Re: [PATCH 2/2] kobject: send KOBJ_REMOVE uevent when the object is removed from sysfs
From: Rafael J. Wysocki
Date: Wed May 27 2020 - 04:35:06 EST
On Wed, May 27, 2020 at 9:50 AM Heikki Krogerus
<heikki.krogerus@xxxxxxxxxxxxxxx> wrote:
>
> On Tue, May 26, 2020 at 10:26:23AM +0200, Rafael J. Wysocki wrote:
> > On Tue, May 26, 2020 at 7:58 AM Greg Kroah-Hartman
> > <gregkh@xxxxxxxxxxxxxxxxxxx> wrote:
> > >
> > > On Mon, May 25, 2020 at 03:49:01PM -0700, Dmitry Torokhov wrote:
> > > > On Sun, May 24, 2020 at 8:34 AM Greg Kroah-Hartman
> > > > <gregkh@xxxxxxxxxxxxxxxxxxx> wrote:
> > > > >
> > > > > It is possible for a KOBJ_REMOVE uevent to be sent to userspace way
> > > > > after the files are actually gone from sysfs, due to how reference
> > > > > counting for kobjects work. This should not be a problem, but it would
> > > > > be good to properly send the information when things are going away, not
> > > > > at some later point in time in the future.
> > > > >
> > > > > Before this move, if a kobject's parent was torn down before the child,
> > > >
> > > > ^^^^ And this is the root of the problem and what has to be fixed.
> > >
> > > I fixed that in patch one of this series. Turns out the user of the
> > > kobject was not even expecting that to happen.
> > >
> > > > > when the call to kobject_uevent() happened, the parent walk to try to
> > > > > reconstruct the full path of the kobject could be a total mess and cause
> > > > > crashes. It's not good to try to tear down a kobject tree from top
> > > > > down, but let's at least try to not to crash if a user does so.
> > > >
> > > > One can try, but if we keep proper reference counting then kobject
> > > > core should take care of actually releasing objects in the right
> > > > order. I do not think you should keep this patch, and instead see if
> > > > we can push call to kobject_put(kobj->parent) into kobject_cleanup().
> > >
> > > I tried that, but there was a _lot_ of underflow errors reported, so
> > > there's something else happening.
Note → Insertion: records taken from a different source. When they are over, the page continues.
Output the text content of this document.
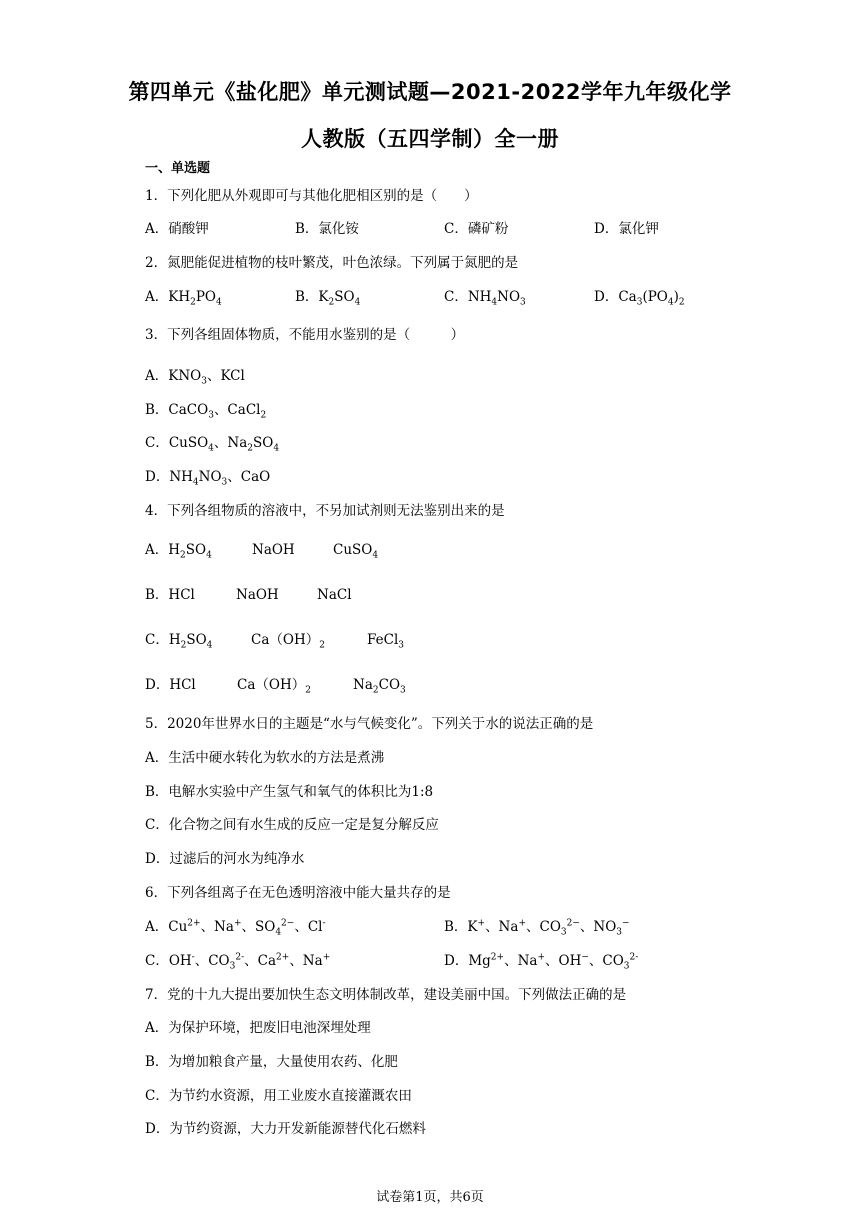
第四单元《盐化肥》单元测试题—2021-2022学年九年级化学
人教版（五四学制）全一册
一、单选题
1．下列化肥从外观即可与其他化肥相区别的是（　　）
A．硝酸钾	B．氯化铵	C．磷矿粉	D．氯化钾
2．氮肥能促进植物的枝叶繁茂，叶色浓绿。下列属于氮肥的是
A．$KH_2PO_4$	B．$K_2SO_4$	C．$NH_4NO_3$	D．$Ca_3(PO_4)_2$
3．下列各组固体物质，不能用水鉴别的是（　　　）
A．$KNO_3$、KCl
B．CaCO$_3$、CaCl$_2$
C．CuSO$_4$、$Na_2SO_4$
D．$NH_4NO_3$、CaO
4．下列各组物质的溶液中，不另加试剂则无法鉴别出来的是
A．$H_2SO_4$	NaOH	CuSO$_4$
B．HCl	NaOH	NaCl
C．$H_2SO_4$	$Ca(OH)_2$	FeCl$_3$
D．HCl	$Ca(OH)_2$	$Na_2CO_3$
5．2020年世界水日的主题是“水与气候变化”。下列关于水的说法正确的是
A．生活中硬水转化为软水的方法是煮沸
B．电解水实验中产生氢气和氧气的体积比为1:8
C．化合物之间有水生成的反应一定是复分解反应
D．过滤后的河水为纯净水
6．下列各组离子在无色透明溶液中能大量共存的是
A．$Cu^{2+}$、Na+、$SO_4^{2-}$、Cl-	B．K+、Na+、$CO_3^{2-}$、$NO_3^-$
C．OH-、$CO_3^{2-}$、$Ca^{2+}$、Na+	D．$Mg^{2+}$、Na+、OH−、$CO_3^{2-}$
7．党的十九大提出要加快生态文明体制改革，建设美丽中国。下列做法正确的是
A．为保护环境，把废旧电池深埋处理
B．为增加粮食产量，大量使用农药、化肥
C．为节约水资源，用工业废水直接灌溉农田
D．为节约资源，大力开发新能源替代化石燃料
试卷第1页，共6页
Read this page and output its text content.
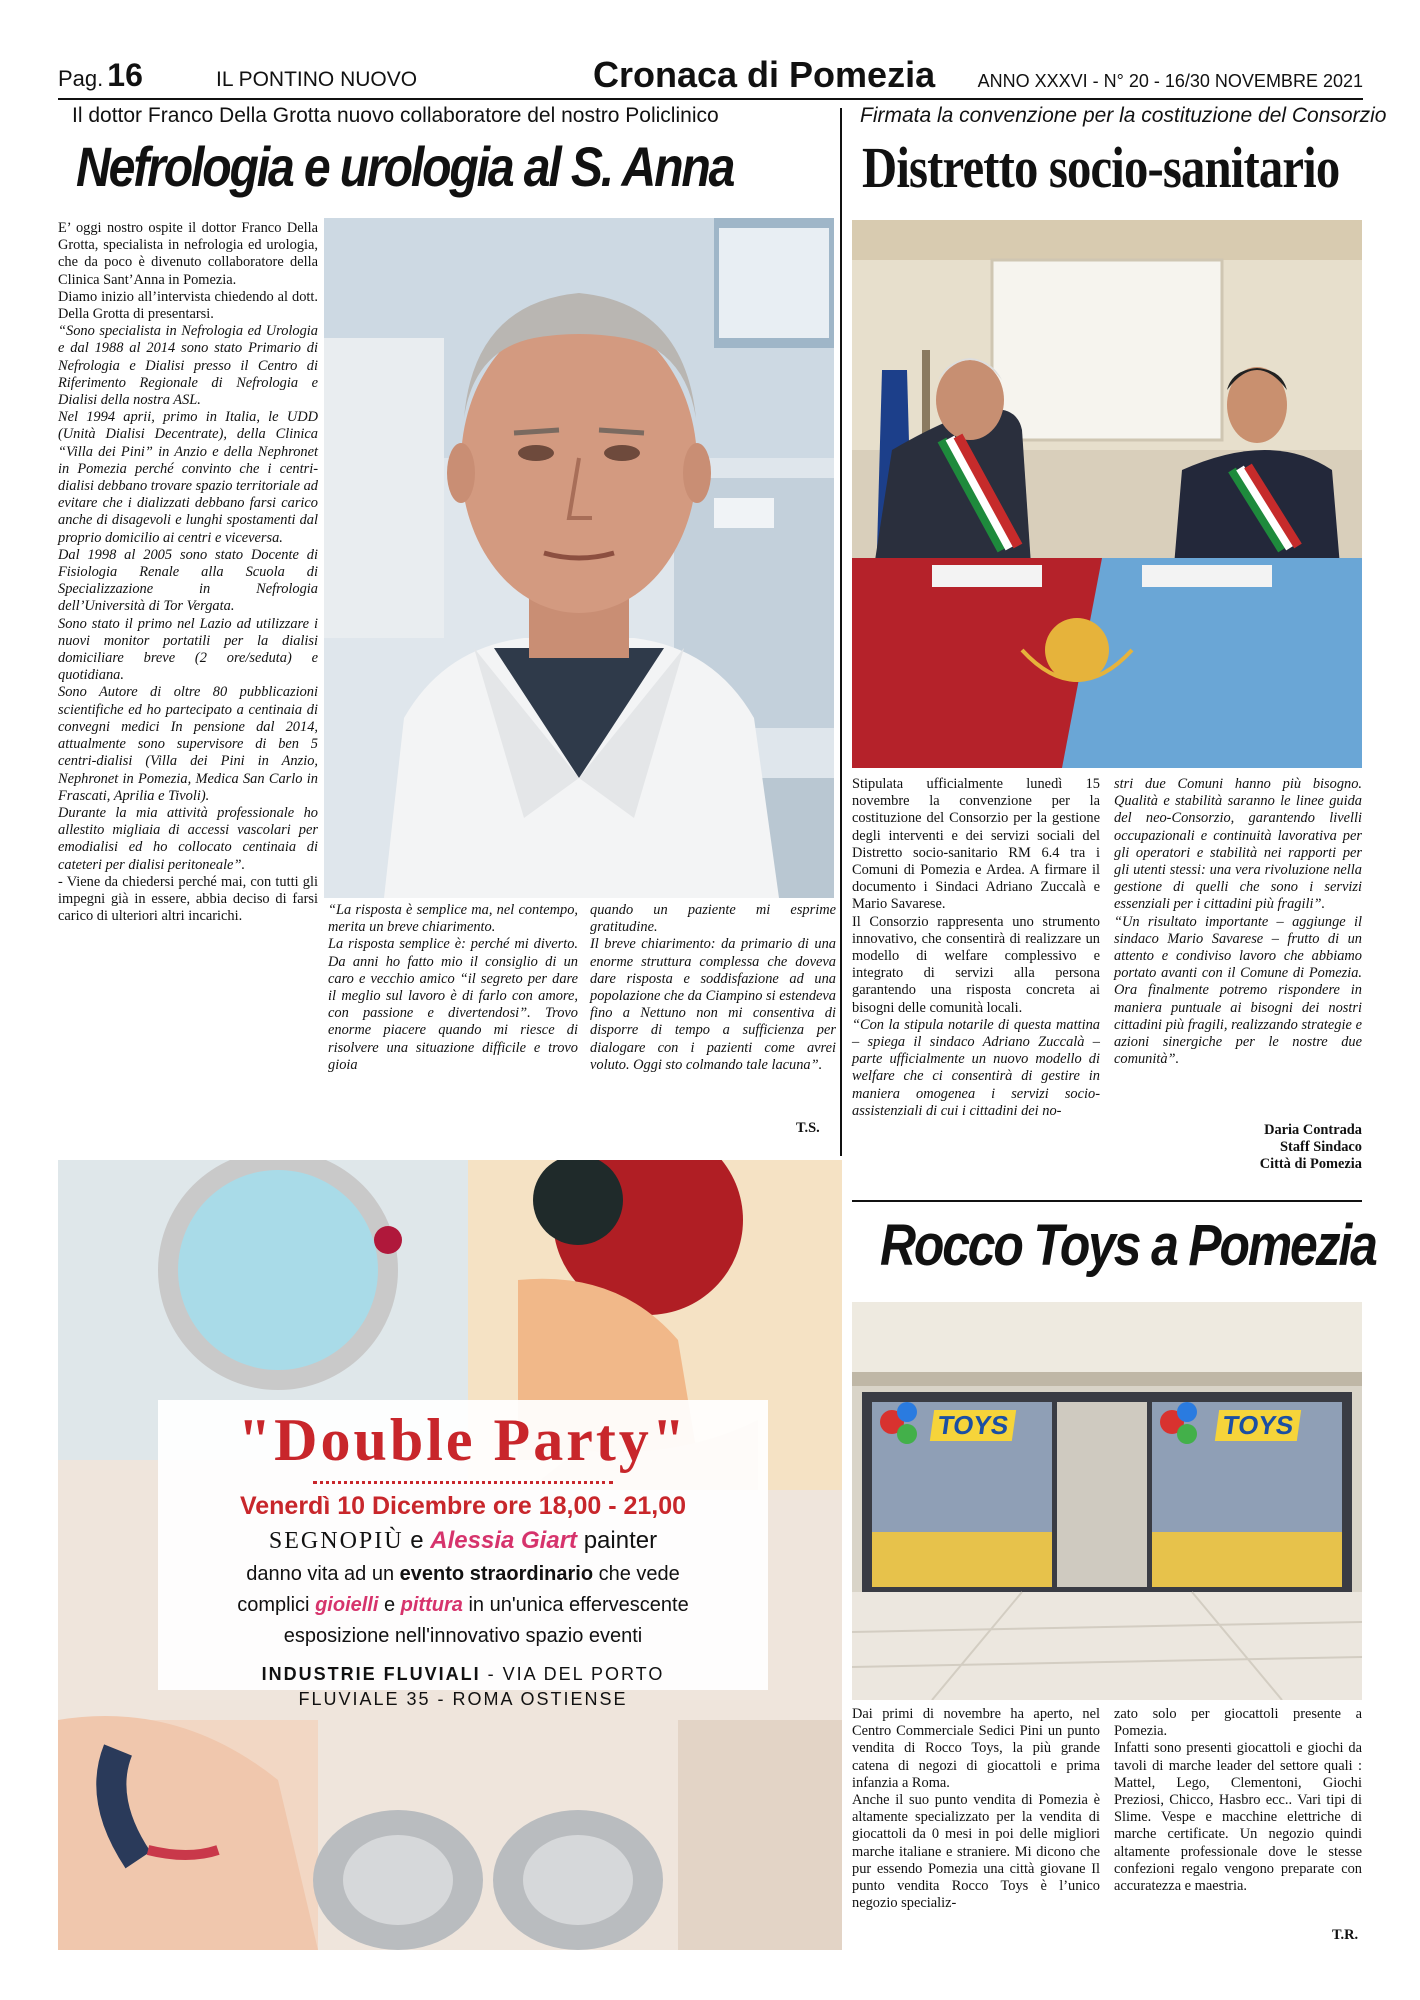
Pag. 16	IL PONTINO NUOVO	Cronaca di Pomezia ANNO XXXVI - N° 20 - 16/30 NOVEMBRE 2021
Il dottor Franco Della Grotta nuovo collaboratore del nostro Policlinico
Nefrologia e urologia al S. Anna

E’ oggi nostro ospite il dottor Franco Della Grotta, specialista in nefrologia ed urologia, che da poco è divenuto collaboratore della Clinica Sant’Anna in Pomezia.

Diamo inizio all’intervista chiedendo al dott. Della Grotta di presentarsi.

“Sono specialista in Nefrologia ed Urologia e dal 1988 al 2014 sono stato Primario di Nefrologia e Dialisi presso il Centro di Riferimento Regionale di Nefrologia e Dialisi della nostra ASL.

Nel 1994 aprii, primo in Italia, le UDD (Unità Dialisi Decentrate), della Clinica “Villa dei Pini” in Anzio e della Nephronet in Pomezia perché convinto che i centri-dialisi debbano trovare spazio territoriale ad evitare che i dializzati debbano farsi carico anche di disagevoli e lunghi spostamenti dal proprio domicilio ai centri e viceversa.

Dal 1998 al 2005 sono stato Docente di Fisiologia Renale alla Scuola di Specializzazione in Nefrologia dell’Università di Tor Vergata.

Sono stato il primo nel Lazio ad utilizzare i nuovi monitor portatili per la dialisi domiciliare breve (2 ore/seduta) e quotidiana.

Sono Autore di oltre 80 pubblicazioni scientifiche ed ho partecipato a centinaia di convegni medici In pensione dal 2014, attualmente sono supervisore di ben 5 centri-dialisi (Villa dei Pini in Anzio, Nephronet in Pomezia, Medica San Carlo in Frascati, Aprilia e Tivoli).

Durante la mia attività professionale ho allestito migliaia di accessi vascolari per emodialisi ed ho collocato centinaia di cateteri per dialisi peritoneale”.

- Viene da chiedersi perché mai, con tutti gli impegni già in essere, abbia deciso di farsi carico di ulteriori altri incarichi.	“La risposta è semplice ma, nel contempo, merita un breve chiarimento.

La risposta semplice è: perché mi diverto. Da anni ho fatto mio il consiglio di un caro e vecchio amico “il segreto per dare il meglio sul lavoro è di farlo con amore, con passione e divertendosi”. Trovo enorme piacere quando mi riesce di risolvere una situazione difficile e trovo gioia

quando un paziente mi esprime gratitudine.

Il breve chiarimento: da primario di una enorme struttura complessa che doveva dare risposta e soddisfazione ad una popolazione che da Ciampino si estendeva fino a Nettuno non mi consentiva di disporre di tempo a sufficienza per dialogare con i pazienti come avrei voluto. Oggi sto colmando tale lacuna”.

T.S.
Firmata la convenzione per la costituzione del Consorzio
Distretto socio-sanitario

Stipulata ufficialmente lunedì 15 novembre la convenzione per la costituzione del Consorzio per la gestione degli interventi e dei servizi sociali del Distretto socio-sanitario RM 6.4 tra i Comuni di Pomezia e Ardea. A firmare il documento i Sindaci Adriano Zuccalà e Mario Savarese.

Il Consorzio rappresenta uno strumento innovativo, che consentirà di realizzare un modello di welfare complessivo e integrato di servizi alla persona garantendo una risposta concreta ai bisogni delle comunità locali.

“Con la stipula notarile di questa mattina – spiega il sindaco Adriano Zuccalà – parte ufficialmente un nuovo modello di welfare che ci consentirà di gestire in maniera omogenea i servizi socio-assistenziali di cui i cittadini dei no-

stri due Comuni hanno più bisogno. Qualità e stabilità saranno le linee guida del neo-Consorzio, garantendo livelli occupazionali e continuità lavorativa per gli operatori e stabilità nei rapporti per gli utenti stessi: una vera rivoluzione nella gestione di quelli che sono i servizi essenziali per i cittadini più fragili”.

“Un risultato importante – aggiunge il sindaco Mario Savarese – frutto di un attento e condiviso lavoro che abbiamo portato avanti con il Comune di Pomezia. Ora finalmente potremo rispondere in maniera puntuale ai bisogni dei nostri cittadini più fragili, realizzando strategie e azioni sinergiche per le nostre due comunità”.

Daria Contrada
Staff Sindaco
Città di Pomezia
"Double Party"
Venerdì 10 Dicembre ore 18,00 - 21,00
SEGNOPIÙ e Alessia Giart painter
danno vita ad un evento straordinario che vede
complici gioielli e pittura in un'unica effervescente
esposizione nell'innovativo spazio eventi
INDUSTRIE FLUVIALI - VIA DEL PORTO
FLUVIALE 35 - ROMA OSTIENSE
Rocco Toys a Pomezia
TOYS	TOYS

Dai primi di novembre ha aperto, nel Centro Commerciale Sedici Pini un punto vendita di Rocco Toys, la più grande catena di negozi di giocattoli e prima infanzia a Roma.

Anche il suo punto vendita di Pomezia è altamente specializzato per la vendita di giocattoli da 0 mesi in poi delle migliori marche italiane e straniere. Mi dicono che pur essendo Pomezia una città giovane Il punto vendita Rocco Toys è l’unico negozio specializ-

zato solo per giocattoli presente a Pomezia.

Infatti sono presenti giocattoli e giochi da tavoli di marche leader del settore quali : Mattel, Lego, Clementoni, Giochi Preziosi, Chicco, Hasbro ecc.. Vari tipi di Slime. Vespe e macchine elettriche di marche certificate. Un negozio quindi altamente professionale dove le stesse confezioni regalo vengono preparate con accuratezza e maestria.

T.R.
Or my attempt was incorrect :)
> >
> > So it looks like there is something in there that's been overlooked so far.
> >
> > I'll try to look at the Guenter's traces and figure out what went
> > wrong after the Heikki's patch.
>
> At least one problem with that patch was that I was releasing the
> parent reference unconditionally.
That actually may be sufficient to explain all of the problems introduced by it.